Featuring eerie, deserted streets, London landmarks empty of tourists, darkened shops and the authorities on the lookout for curfew breakers, this is the perfect episode for CoVid lockdown viewing. Paddy Russell’s location filming is one of the highlights of this episode. It’s reminiscent of the show’s first big out-of-studio set pieces: the Daleks patrolling conquered London, and, as in The Dalek Invasion of Earth, the initial excuse for the quiet is that it’s probably Sunday. But as we’ve already seen a dog eating something out of an abandoned car, and a milk float with its curdling cargo smashed about it, we’re already primed to expect something more sinister. Later, there’s an absolutely horrible shot of a looter, head bashed in, which is made more disturbing because it’s so brief and gives no time to take in the details. And as a result of the only partially successful colour recovery from the B&W telerecording, the whole thing comes closer than any other Doctor Who episode to looking like a grotty print of a grottier 1970s exploitation horror movie. No wonder I love it.
This is a spectacularly good opening for the serial. Like Malcolm Hulke’s previous script it has a slight feel of his masterpiece, The War Games, about it, as the Doctor and Sarah are caught up in military justice, processed by a system that gives no opportunity for the Doctor to practice his charm or gift of the gab. In this context, the Doctor’s defiant facetiousness, smiling for a mugshot, comes across as an attempt to keep Sarah from panicking. Even when the Doctor does manage to escape, it only takes him and Sarah to the truck that will transport them to a detention centre. This has the relentlessness of a nightmare.
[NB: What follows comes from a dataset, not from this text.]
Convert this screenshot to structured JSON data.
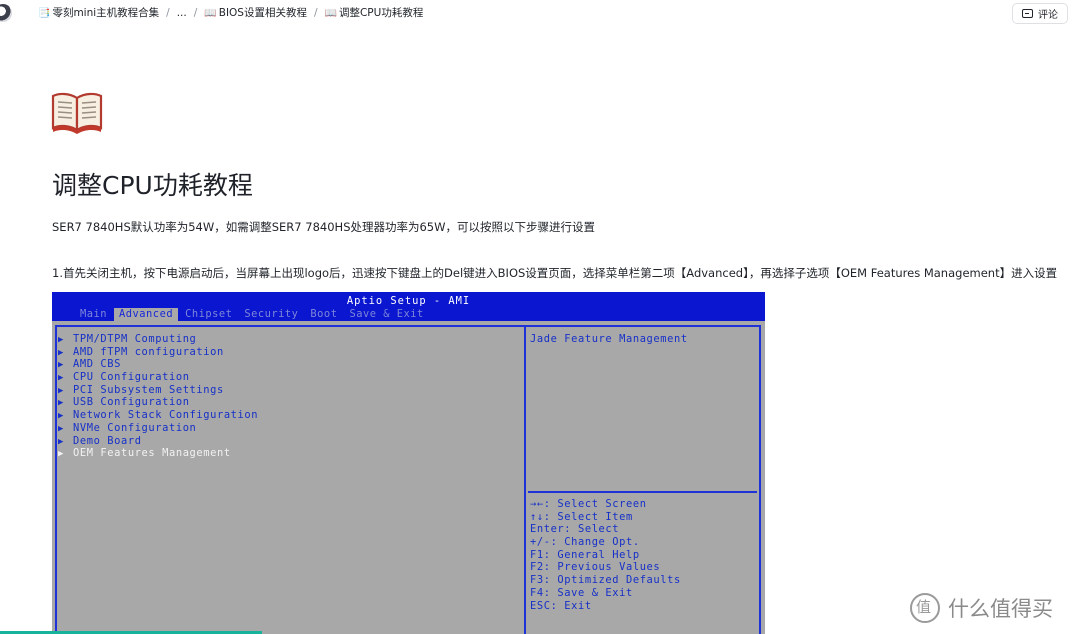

Obviously there are bits that don’t work. The pterodactyl that attacks the Doctor and Sarah in a warehouse is good enough when it’s being puppeteered like Emu (‘Gerroff,’ the Doctor shouts as it kklaks him), but it’s less convincing when it’s meant to be flying. And the switch from location to a model set every time the rubbery tyrannosaurus turns up to smash through building is jarring. The effects are definitely a case of Barry Letts being over-confident in what can be achieved, having pulled off the Drashigs last season. But it’s such a boring thing to focus on when everything else about the episode shines. In particular, the Doctor and Sarah Jane make a winning partnership. Sarah is less indulgent of the Doctor, more willing to question him, and with a glorious, unpretentious practicality about her (the Doctor’s reaction to her suggestion of getting a bus instead of a taxi is excellent).